Dalam penerjemahan, terdapat istilah kesetiaan. Dalam makalah ini, istilah kesetiaan
mungkin sedikit berbeda dengan yang telah banyak diperbincangkan dalam dunia
penerjemahan. Kesetiaan di bidang penerjemahan telah banyak diketahui sebagai suatu
penerjemahan yang mempertahankan isi, bentuk dan kata dalam teks bahasa sumber. Namun
dalam makalah ini, kesetiaan dipandang dari sudut yang berbeda yakni kesetiaan terhadap isi
pesan yang ada dalam teks bahasa sumber.

Saat penerjemah diperbolehkan mengganti isi pesan dari bahasa sumber ke bahasa
sasaran, hal ini akan membuat para penerjemah mengalami suatu dilema mengingat definisi
penerjemahan adalah suatu proses menyampaikan pesan yang tercantum dalam bahasa
sumber.
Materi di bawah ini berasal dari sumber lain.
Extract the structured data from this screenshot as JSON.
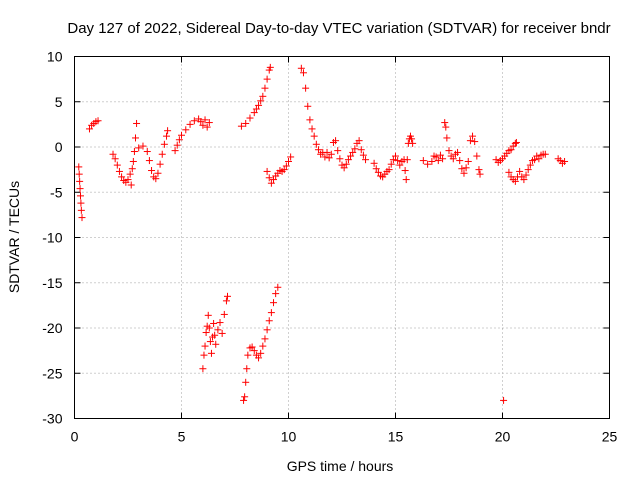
{
  "chart_data": {
    "type": "scatter",
    "title": "Day 127 of 2022, Sidereal Day-to-day VTEC variation (SDTVAR) for receiver bndr",
    "xlabel": "GPS time / hours",
    "ylabel": "SDTVAR / TECUs",
    "xlim": [
      0,
      25
    ],
    "ylim": [
      -30,
      10
    ],
    "xticks": [
      "0",
      "5",
      "10",
      "15",
      "20",
      "25"
    ],
    "yticks": [
      "10",
      "5",
      "0",
      "-5",
      "-10",
      "-15",
      "-20",
      "-25",
      "-30"
    ],
    "grid": true,
    "marker": "+",
    "marker_color": "#ff0000",
    "series": [
      {
        "name": "SDTVAR",
        "points": [
          [
            0.2,
            -2.2
          ],
          [
            0.22,
            -3.0
          ],
          [
            0.24,
            -3.8
          ],
          [
            0.26,
            -4.6
          ],
          [
            0.28,
            -5.4
          ],
          [
            0.3,
            -6.2
          ],
          [
            0.32,
            -7.0
          ],
          [
            0.35,
            -7.8
          ],
          [
            0.7,
            2.0
          ],
          [
            0.8,
            2.4
          ],
          [
            0.9,
            2.6
          ],
          [
            1.0,
            2.8
          ],
          [
            1.1,
            2.9
          ],
          [
            1.8,
            -0.8
          ],
          [
            1.9,
            -1.3
          ],
          [
            2.0,
            -2.0
          ],
          [
            2.1,
            -2.7
          ],
          [
            2.2,
            -3.3
          ],
          [
            2.3,
            -3.7
          ],
          [
            2.4,
            -3.9
          ],
          [
            2.5,
            -3.6
          ],
          [
            2.6,
            -3.0
          ],
          [
            2.65,
            -4.2
          ],
          [
            2.7,
            -2.4
          ],
          [
            2.75,
            -1.6
          ],
          [
            2.8,
            -0.5
          ],
          [
            2.85,
            1.0
          ],
          [
            2.9,
            2.6
          ],
          [
            3.0,
            -0.1
          ],
          [
            3.2,
            0.1
          ],
          [
            3.4,
            -0.5
          ],
          [
            3.5,
            -1.5
          ],
          [
            3.6,
            -2.6
          ],
          [
            3.7,
            -3.3
          ],
          [
            3.8,
            -3.5
          ],
          [
            3.9,
            -2.9
          ],
          [
            4.0,
            -1.9
          ],
          [
            4.1,
            -0.8
          ],
          [
            4.2,
            0.3
          ],
          [
            4.3,
            1.2
          ],
          [
            4.35,
            1.8
          ],
          [
            4.7,
            -0.4
          ],
          [
            4.8,
            0.2
          ],
          [
            4.9,
            0.8
          ],
          [
            5.0,
            1.3
          ],
          [
            5.2,
            1.9
          ],
          [
            5.4,
            2.5
          ],
          [
            5.6,
            2.9
          ],
          [
            5.8,
            3.1
          ],
          [
            5.9,
            2.8
          ],
          [
            6.0,
            2.4
          ],
          [
            6.1,
            3.0
          ],
          [
            6.2,
            2.2
          ],
          [
            6.3,
            2.7
          ],
          [
            6.0,
            -24.5
          ],
          [
            6.05,
            -23.0
          ],
          [
            6.1,
            -22.0
          ],
          [
            6.15,
            -20.5
          ],
          [
            6.2,
            -19.8
          ],
          [
            6.25,
            -18.6
          ],
          [
            6.3,
            -20.0
          ],
          [
            6.35,
            -21.5
          ],
          [
            6.4,
            -22.8
          ],
          [
            6.45,
            -21.0
          ],
          [
            6.5,
            -19.5
          ],
          [
            6.55,
            -20.8
          ],
          [
            6.6,
            -21.8
          ],
          [
            6.7,
            -20.2
          ],
          [
            6.8,
            -19.4
          ],
          [
            6.9,
            -20.6
          ],
          [
            7.0,
            -18.5
          ],
          [
            7.1,
            -17.0
          ],
          [
            7.15,
            -16.5
          ],
          [
            7.9,
            -28.0
          ],
          [
            7.95,
            -27.6
          ],
          [
            8.0,
            -26.0
          ],
          [
            8.05,
            -24.5
          ],
          [
            8.1,
            -23.0
          ],
          [
            8.2,
            -22.2
          ],
          [
            8.3,
            -22.1
          ],
          [
            8.4,
            -22.5
          ],
          [
            8.5,
            -23.0
          ],
          [
            8.6,
            -23.3
          ],
          [
            8.7,
            -22.8
          ],
          [
            8.8,
            -22.0
          ],
          [
            8.9,
            -21.2
          ],
          [
            9.0,
            -20.2
          ],
          [
            9.1,
            -19.2
          ],
          [
            9.2,
            -18.3
          ],
          [
            9.3,
            -17.2
          ],
          [
            9.4,
            -16.2
          ],
          [
            9.5,
            -15.5
          ],
          [
            7.8,
            2.3
          ],
          [
            8.0,
            2.6
          ],
          [
            8.2,
            3.2
          ],
          [
            8.4,
            3.8
          ],
          [
            8.5,
            4.2
          ],
          [
            8.6,
            4.6
          ],
          [
            8.7,
            5.1
          ],
          [
            8.8,
            5.6
          ],
          [
            8.9,
            6.5
          ],
          [
            9.0,
            7.5
          ],
          [
            9.1,
            8.5
          ],
          [
            9.15,
            8.8
          ],
          [
            9.0,
            -2.7
          ],
          [
            9.1,
            -3.4
          ],
          [
            9.2,
            -4.0
          ],
          [
            9.3,
            -3.6
          ],
          [
            9.4,
            -3.2
          ],
          [
            9.5,
            -2.9
          ],
          [
            9.6,
            -2.6
          ],
          [
            9.7,
            -2.7
          ],
          [
            9.8,
            -2.5
          ],
          [
            9.9,
            -2.1
          ],
          [
            10.0,
            -1.6
          ],
          [
            10.1,
            -1.1
          ],
          [
            10.6,
            8.7
          ],
          [
            10.7,
            8.2
          ],
          [
            10.8,
            6.5
          ],
          [
            10.9,
            4.5
          ],
          [
            11.0,
            3.0
          ],
          [
            11.1,
            2.0
          ],
          [
            11.2,
            1.2
          ],
          [
            11.3,
            0.3
          ],
          [
            11.4,
            -0.3
          ],
          [
            11.5,
            -0.8
          ],
          [
            11.6,
            -0.6
          ],
          [
            11.7,
            -1.1
          ],
          [
            11.8,
            -0.6
          ],
          [
            11.9,
            -1.2
          ],
          [
            12.0,
            -0.8
          ],
          [
            12.1,
            0.5
          ],
          [
            12.2,
            0.7
          ],
          [
            12.3,
            -0.4
          ],
          [
            12.4,
            -1.3
          ],
          [
            12.5,
            -2.0
          ],
          [
            12.6,
            -2.3
          ],
          [
            12.7,
            -1.9
          ],
          [
            12.8,
            -1.4
          ],
          [
            12.9,
            -1.0
          ],
          [
            13.0,
            -0.6
          ],
          [
            13.1,
            -0.2
          ],
          [
            13.2,
            0.4
          ],
          [
            13.3,
            0.7
          ],
          [
            13.4,
            -0.3
          ],
          [
            13.5,
            -0.9
          ],
          [
            13.6,
            -1.4
          ],
          [
            14.0,
            -1.8
          ],
          [
            14.1,
            -2.4
          ],
          [
            14.2,
            -2.8
          ],
          [
            14.3,
            -3.2
          ],
          [
            14.4,
            -3.3
          ],
          [
            14.5,
            -3.0
          ],
          [
            14.6,
            -2.7
          ],
          [
            14.7,
            -2.5
          ],
          [
            14.8,
            -1.9
          ],
          [
            14.9,
            -1.4
          ],
          [
            15.0,
            -1.0
          ],
          [
            15.1,
            -1.5
          ],
          [
            15.2,
            -2.0
          ],
          [
            15.3,
            -1.6
          ],
          [
            15.4,
            -1.4
          ],
          [
            15.45,
            -2.6
          ],
          [
            15.5,
            -3.6
          ],
          [
            15.55,
            -1.4
          ],
          [
            15.6,
            0.4
          ],
          [
            15.65,
            0.9
          ],
          [
            15.7,
            1.2
          ],
          [
            15.75,
            0.9
          ],
          [
            15.8,
            0.4
          ],
          [
            16.3,
            -1.5
          ],
          [
            16.5,
            -1.9
          ],
          [
            16.7,
            -1.6
          ],
          [
            16.8,
            -1.0
          ],
          [
            16.9,
            -1.1
          ],
          [
            17.0,
            -1.5
          ],
          [
            17.1,
            -0.9
          ],
          [
            17.2,
            -1.3
          ],
          [
            17.3,
            2.7
          ],
          [
            17.35,
            2.2
          ],
          [
            17.4,
            1.0
          ],
          [
            17.5,
            -0.4
          ],
          [
            17.6,
            -1.0
          ],
          [
            17.7,
            -1.3
          ],
          [
            17.8,
            -0.8
          ],
          [
            17.9,
            -0.6
          ],
          [
            18.0,
            -1.5
          ],
          [
            18.1,
            -2.4
          ],
          [
            18.2,
            -2.9
          ],
          [
            18.3,
            -2.3
          ],
          [
            18.4,
            -1.6
          ],
          [
            18.5,
            0.7
          ],
          [
            18.6,
            1.2
          ],
          [
            18.7,
            0.6
          ],
          [
            18.8,
            -1.0
          ],
          [
            18.9,
            -2.5
          ],
          [
            18.95,
            -3.0
          ],
          [
            20.05,
            -28.0
          ],
          [
            19.7,
            -1.4
          ],
          [
            19.8,
            -1.7
          ],
          [
            19.9,
            -1.5
          ],
          [
            20.0,
            -1.3
          ],
          [
            20.1,
            -1.0
          ],
          [
            20.2,
            -0.7
          ],
          [
            20.3,
            -0.4
          ],
          [
            20.4,
            -0.3
          ],
          [
            20.5,
            0.1
          ],
          [
            20.6,
            0.4
          ],
          [
            20.65,
            0.5
          ],
          [
            20.3,
            -2.8
          ],
          [
            20.4,
            -3.3
          ],
          [
            20.5,
            -3.6
          ],
          [
            20.6,
            -3.8
          ],
          [
            20.7,
            -3.3
          ],
          [
            20.8,
            -2.7
          ],
          [
            20.9,
            -3.3
          ],
          [
            21.0,
            -3.6
          ],
          [
            21.1,
            -3.1
          ],
          [
            21.2,
            -2.5
          ],
          [
            21.3,
            -2.0
          ],
          [
            21.4,
            -1.5
          ],
          [
            21.5,
            -1.4
          ],
          [
            21.6,
            -1.0
          ],
          [
            21.7,
            -1.3
          ],
          [
            21.8,
            -0.9
          ],
          [
            21.9,
            -0.8
          ],
          [
            22.0,
            -0.8
          ],
          [
            22.6,
            -1.3
          ],
          [
            22.7,
            -1.5
          ],
          [
            22.8,
            -1.8
          ],
          [
            22.9,
            -1.6
          ]
        ]
      }
    ]
  }
}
Untuk kasus yang disebutkan di atas, pada situasi di mana penerjemah mengubah isi
pesan yang secara otomatis juga mengubah kata yang ada di dalamnya, apakah hal tersebut
dapat disebut bahwa penerjemahannya tidak setia pada isi atau tidak setia pada teks bahasa
sumber? Jawabannya mungkin dapat berbeda tergantung dari sudut pandang manakah
kesetiaan itu dilihat. Pengubahan isi yang dilakukan oleh penerjemah dalam kasus di atas
melibatkan pengetahuan yang dimiliki oleh si penerjemah. Sehingga dalam kasus ini, dapat
dikatakan penerjemah berusaha untuk setia terhadap ilmu pengetahuan karena jika ia
menerjemahkan suatu teks yang salah, maka sama saja ia mengkhianati ilmu pengetahuan
yang telah ia ketahui dan menyesatkan para pembacanya.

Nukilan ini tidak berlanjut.